A new study has found that British people are the least supportive in their attitude towards driverless cars or partially autonomous vehicles, compared to consumers in the US, Australia, China, Singapore and Hong Kong.

The report by law firm Kennedys found that fewer than a third of UK respondents (28%) support the idea of fully autonomous vehicles. This compared to 75% of those questioned in China and 81% of respondents in Hong Kong.

Similarly, just under half (48%) of those polled in the UK expressed their support for partially autonomous vehicles – the joint lowest support for partial autonomy, alongside respondents from the US.

“The UK public clearly has stronger reservations about the adoption of autonomous vehicles compared to the rest of the world. In China, Hong Kong and Singapore, vehicle automation is already broadly accepted and supported, while the UK public’s support is far more limited, which could act as a barrier to us harnessing the widespread benefits of this technology,” said Richard West, Head of Liability and Innovation at Kennedys.
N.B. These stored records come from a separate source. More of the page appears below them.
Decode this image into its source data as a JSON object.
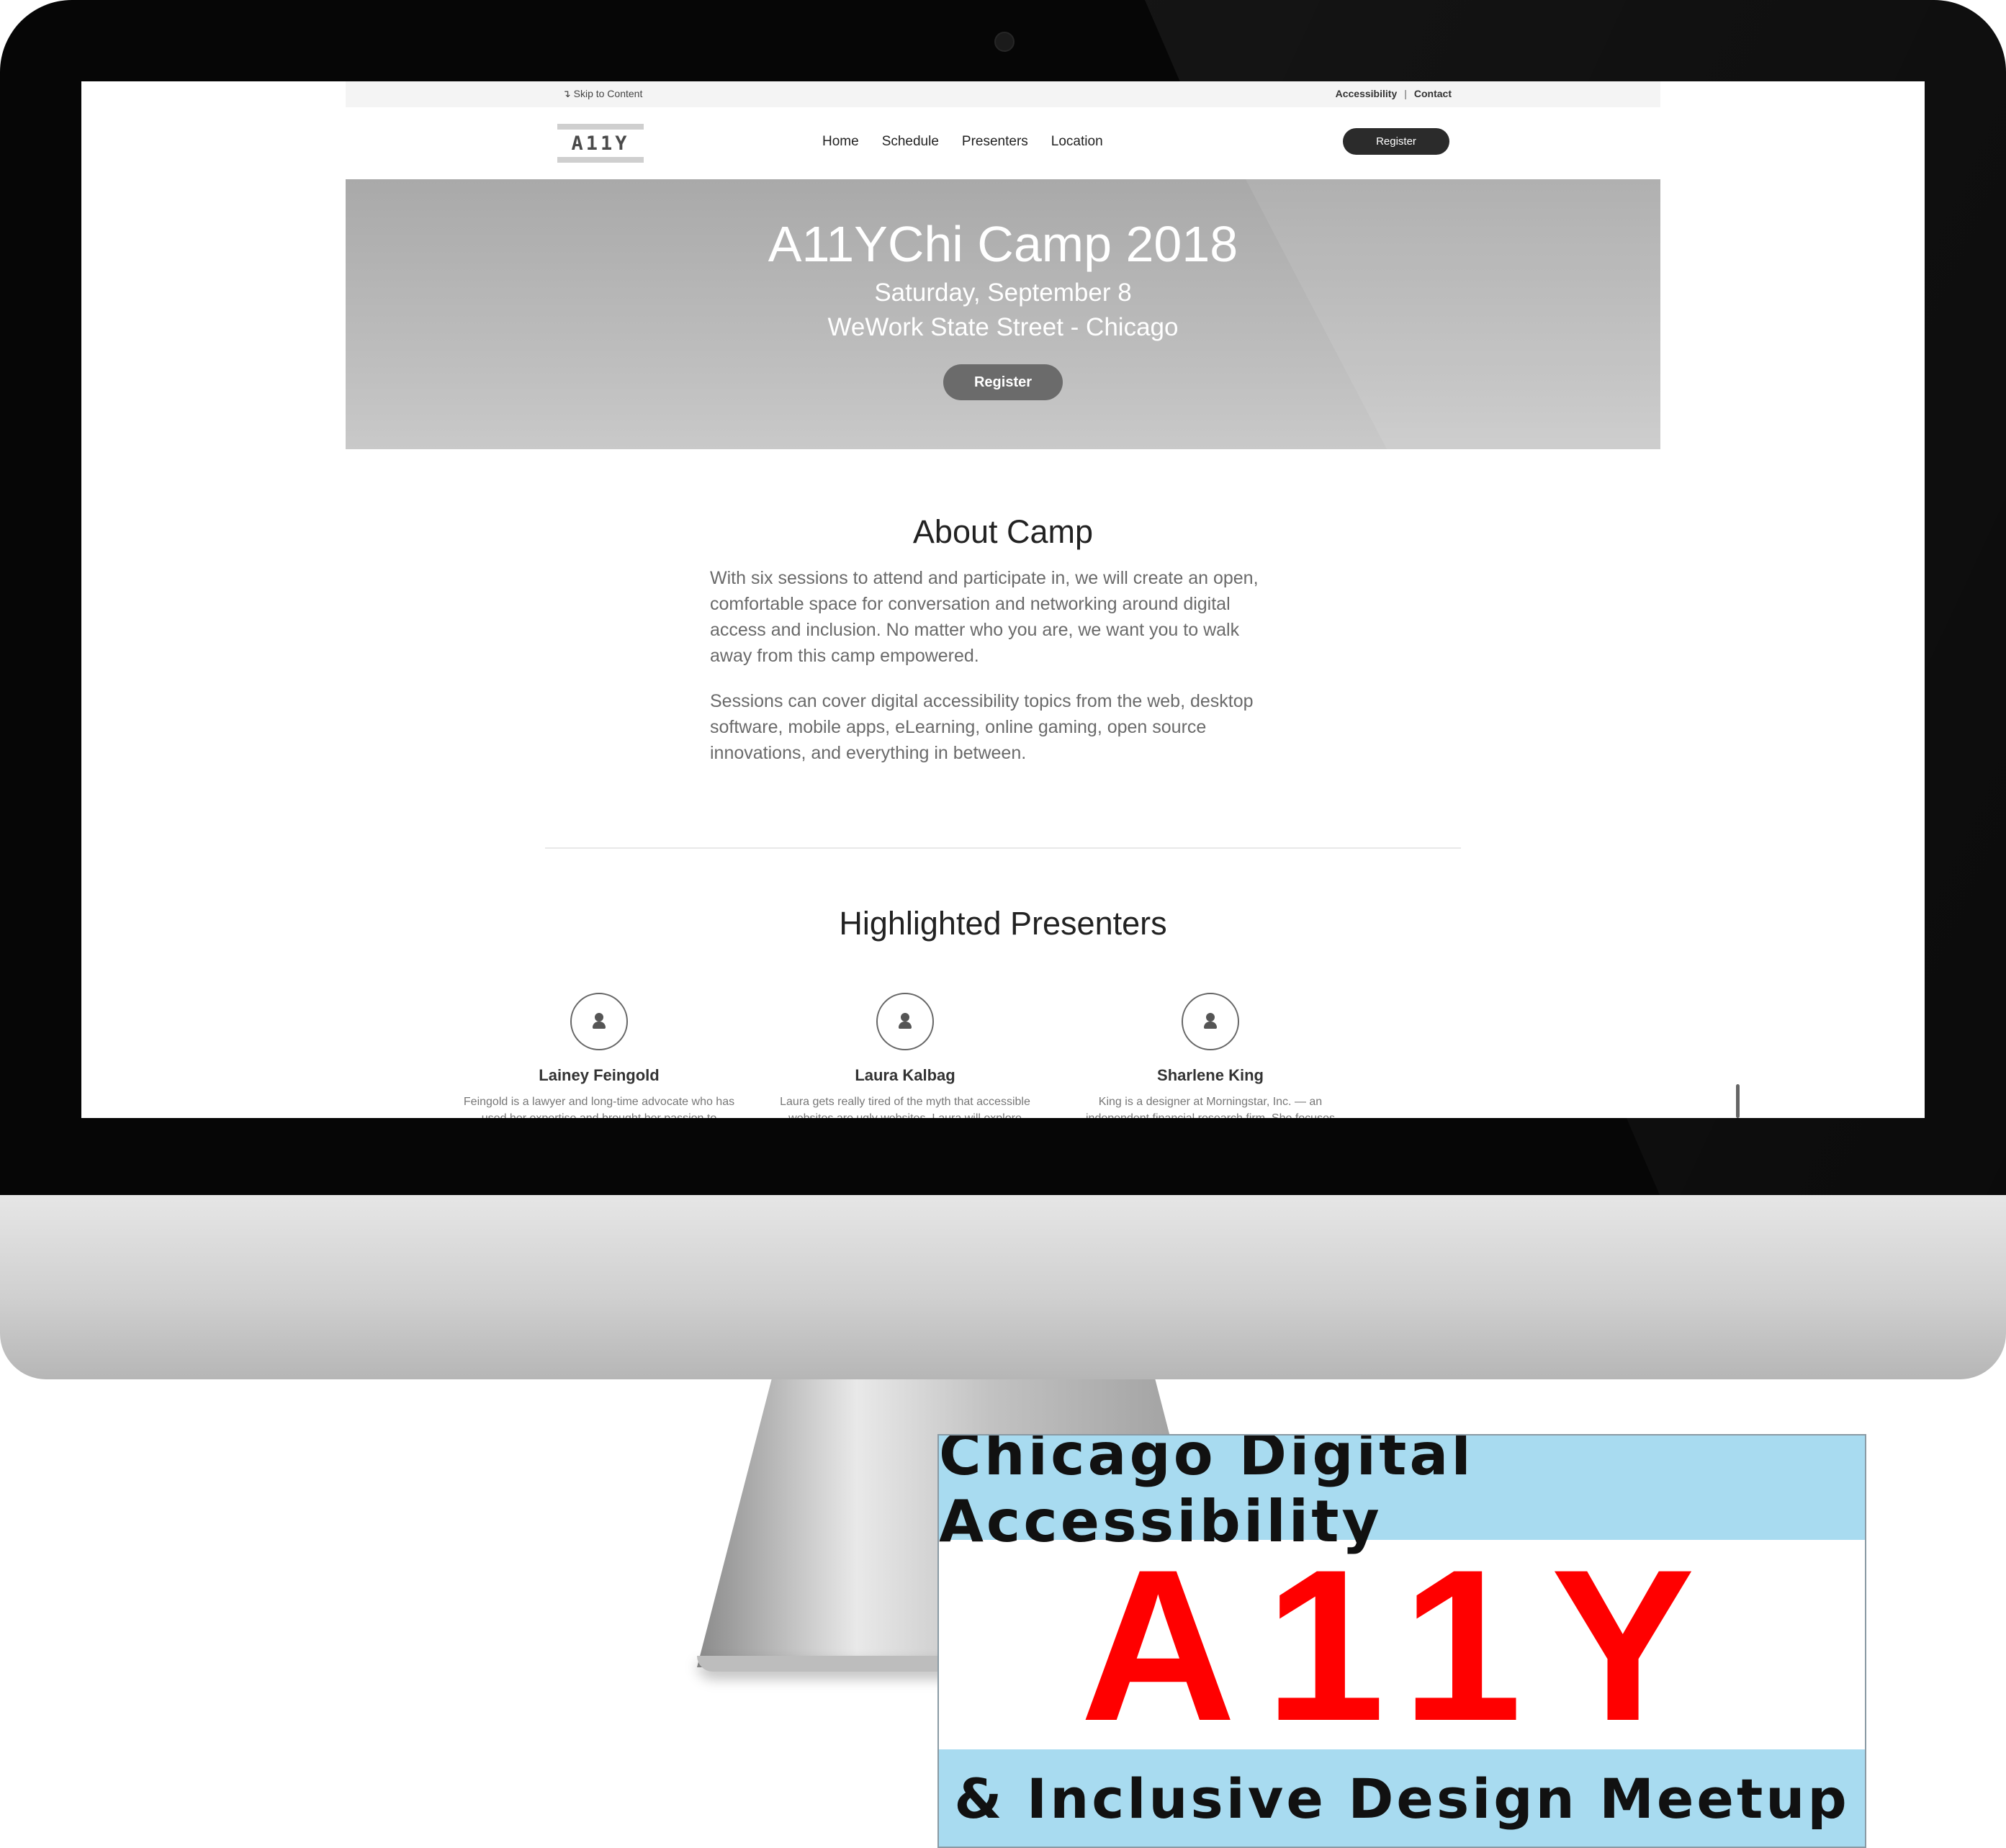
{
  "utility": {
    "skip_link": "↴ Skip to Content",
    "accessibility": "Accessibility",
    "separator": "|",
    "contact": "Contact"
  },
  "header": {
    "logo": "A11Y",
    "nav": [
      {
        "label": "Home"
      },
      {
        "label": "Schedule"
      },
      {
        "label": "Presenters"
      },
      {
        "label": "Location"
      }
    ],
    "register": "Register"
  },
  "hero": {
    "title": "A11YChi Camp 2018",
    "date": "Saturday, September 8",
    "venue": "WeWork State Street - Chicago",
    "register": "Register"
  },
  "about": {
    "title": "About Camp",
    "paragraphs": [
      "With six sessions to attend and participate in, we will create an open, comfortable space for conversation and networking around digital access and inclusion. No matter who you are, we want you to walk away from this camp empowered.",
      "Sessions can cover digital accessibility topics from the web, desktop software, mobile apps, eLearning, online gaming, open source innovations, and everything in between."
    ]
  },
  "presenters": {
    "title": "Highlighted Presenters",
    "items": [
      {
        "name": "Lainey Feingold",
        "bio": "Feingold is a lawyer and long-time advocate who has used her expertise and brought her passion to"
      },
      {
        "name": "Laura Kalbag",
        "bio": "Laura gets really tired of the myth that accessible websites are ugly websites. Laura will explore"
      },
      {
        "name": "Sharlene King",
        "bio": "King is a designer at Morningstar, Inc. — an independent financial research firm. She focuses"
      }
    ]
  },
  "meetup_logo": {
    "top": "Chicago Digital Accessibility",
    "middle": "A11Y",
    "bottom": "& Inclusive Design Meetup"
  },
  "colors": {
    "hero_text": "#ffffff",
    "logo_red": "#ff0000",
    "logo_band": "#a8dbf0",
    "button_dark": "#2b2b2b"
  },
  "icons": {
    "avatar": "user-avatar-icon"
  }
}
“The UK government has already demonstrated its appetite for broader implementation of this technology in developing a legislative framework to speed up its introduction. The obstacles to overcome are in the UK public’s perception.”
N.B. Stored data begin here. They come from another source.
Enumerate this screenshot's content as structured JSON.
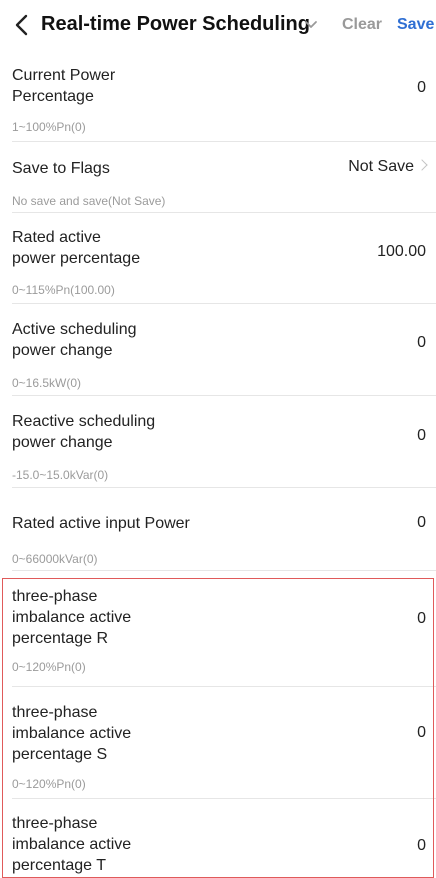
{
  "header": {
    "title": "Real-time Power Scheduling",
    "clear_label": "Clear",
    "save_label": "Save",
    "back_icon": "chevron-left-icon",
    "title_icon": "chevron-down-icon"
  },
  "colors": {
    "accent": "#2f6fd3",
    "muted": "#9a9a9a",
    "highlight_border": "#e05a5a"
  },
  "rows": [
    {
      "label": "Current Power\nPercentage",
      "value": "0",
      "hint": "1~100%Pn(0)"
    },
    {
      "label": "Save to Flags",
      "value": "Not Save",
      "hint": "No save and save(Not Save)"
    },
    {
      "label": "Rated active\npower percentage",
      "value": "100.00",
      "hint": "0~115%Pn(100.00)"
    },
    {
      "label": "Active scheduling\npower change",
      "value": "0",
      "hint": "0~16.5kW(0)"
    },
    {
      "label": "Reactive scheduling\npower change",
      "value": "0",
      "hint": "-15.0~15.0kVar(0)"
    },
    {
      "label": "Rated active input Power",
      "value": "0",
      "hint": "0~66000kVar(0)"
    },
    {
      "label": "three-phase\nimbalance active\npercentage R",
      "value": "0",
      "hint": "0~120%Pn(0)"
    },
    {
      "label": "three-phase\nimbalance active\npercentage S",
      "value": "0",
      "hint": "0~120%Pn(0)"
    },
    {
      "label": "three-phase\nimbalance active\npercentage T",
      "value": "0",
      "hint": ""
    }
  ]
}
West said that although consumers acknowledged the fundamental changes taking place on UK roads, public acceptance of widespread autonomous vehicle technology was still “far from guaranteed”.
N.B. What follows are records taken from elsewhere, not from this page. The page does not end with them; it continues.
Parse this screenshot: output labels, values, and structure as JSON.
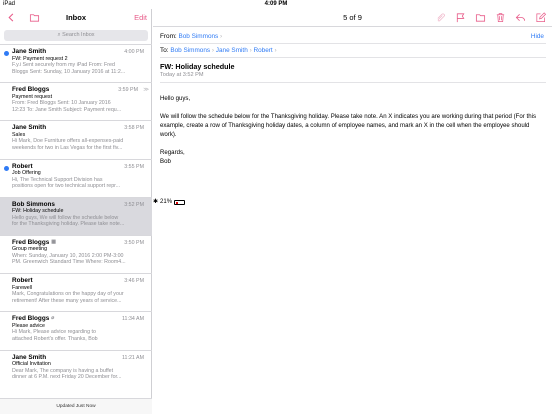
{
  "status": {
    "carrier": "iPad",
    "time": "4:09 PM",
    "battery": "21%"
  },
  "left": {
    "title": "Inbox",
    "edit": "Edit",
    "search_placeholder": "Search Inbox",
    "footer": "Updated Just Now",
    "messages": [
      {
        "name": "Jane Smith",
        "date": "4:00 PM",
        "subject": "FW: Payment request 2",
        "preview1": "F.y.i Sent securely from my iPad From: Fred",
        "preview2": "Bloggs Sent: Sunday, 10 January 2016 at 11:2...",
        "unread": true
      },
      {
        "name": "Fred Bloggs",
        "date": "3:59 PM",
        "subject": "Payment request",
        "preview1": "From: Fred Bloggs Sent: 10 January 2016",
        "preview2": "12:23 To: Jane Smith Subject: Payment requ...",
        "unread": false
      },
      {
        "name": "Jane Smith",
        "date": "3:58 PM",
        "subject": "Sales",
        "preview1": "Hi Mark, Doe Furniture offers all-expenses-paid",
        "preview2": "weekends for two in Las Vegas for the first fiv...",
        "unread": false
      },
      {
        "name": "Robert",
        "date": "3:55 PM",
        "subject": "Job Offering",
        "preview1": "Hi, The Technical Support Division has",
        "preview2": "positions open for two technical support repr...",
        "unread": true
      },
      {
        "name": "Bob Simmons",
        "date": "3:52 PM",
        "subject": "FW: Holiday schedule",
        "preview1": "Hello guys, We will follow the schedule below",
        "preview2": "for the Thanksgiving holiday. Please take note...",
        "unread": false
      },
      {
        "name": "Fred Bloggs",
        "date": "3:50 PM",
        "subject": "Group meeting",
        "preview1": "When: Sunday, January 10, 2016 2:00 PM-3:00",
        "preview2": "PM. Greenwich Standard Time Where: Room4...",
        "unread": false
      },
      {
        "name": "Robert",
        "date": "3:46 PM",
        "subject": "Farewell",
        "preview1": "Mark, Congratulations on the happy day of your",
        "preview2": "retirement! After these many years of service...",
        "unread": false
      },
      {
        "name": "Fred Bloggs",
        "date": "11:34 AM",
        "subject": "Please advice",
        "preview1": "Hi Mark, Please advice regarding to",
        "preview2": "attached Robert's offer. Thanks, Bob",
        "unread": false
      },
      {
        "name": "Jane Smith",
        "date": "11:21 AM",
        "subject": "Official Invitation",
        "preview1": "Dear Mark, The company is having a buffet",
        "preview2": "dinner at 6 P.M. next Friday 20 December for...",
        "unread": false
      }
    ]
  },
  "right": {
    "counter": "5 of 9",
    "from_label": "From:",
    "from": "Bob Simmons",
    "hide": "Hide",
    "to_label": "To:",
    "to": [
      "Bob Simmons",
      "Jane Smith",
      "Robert"
    ],
    "subject": "FW: Holiday schedule",
    "when": "Today at 3:52 PM",
    "body": {
      "greeting": "Hello guys,",
      "paragraph": "We will follow the schedule below for the Thanksgiving holiday. Please take note. An X indicates you are working during that period (For this example, create a row of Thanksgiving holiday dates, a column of employee names, and mark an X in the cell when the employee should work).",
      "regards": "Regards,",
      "signature": "Bob"
    }
  },
  "colors": {
    "accent": "#e85d8a",
    "link": "#2f7bf5",
    "unread_dot": "#2f7bf5",
    "selected_row": "#d9d9de"
  }
}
“The psychological barrier to introducing ‘ghost’ vehicles on our roads, railway and airports has not yet been adequately addressed and there is a pressing need for greater public information and education,” added West.

Autonomous vehicle fears

The study found the main reason for public concern about autonomous vehicles in the UK is safety, cited by just over two-thirds (67%) of respondents. Other reasons include fears about hacking (56%) and potential increases in car insurance costs following the widespread adoption of autonomous vehicles (45%). 

Additionally, the UK lags behind the rest of the world in its understanding of autonomous vehicles, according to the report. Although 60% of those questioned said they had a ‘high level of understanding’ of the benefits and social implications of autonomous vehicles, this figure was relatively low compared to respondents in Singapore (74%) and China (68%). 

According to the authors, the UK’s history of car ownership may have had an impact on people’s attitudes towards autonomous vehicles. Nearly half of those questioned (48%) who said they didn’t fully support autonomous vehicles also said they enjoyed driving and would not want a computer doing the job for them.

Britons were also less able to imagine a fundamentally different future for UK transport, with only one in three (36%) believing that UK roads would have a fully functioning autonomous vehicle network in place within twenty years. 

Deborah Newberry, Head of Corporate and Public Affairs at Kennedys, said that alongside the potential benefits offered by autonomous vehicles, it was important to acknowledge the range of emerging risks for business and users.  

“In an environment where vehicles are increasingly driven by data and technology, rather than by people, there needs to be a clear call-to-action on governments across the world to create modern legal frameworks that provide appropriate protocols on the behaviours of vehicle technology.

“Those laws also need to address the storage, usage and sharing of the masses of data which will be collected by the next generation of autonomous vehicles,” added Newberry. “This will require a collaborative approach across government, motor manufacturers, software developers, insurers, law enforcement agencies and consumer groups.”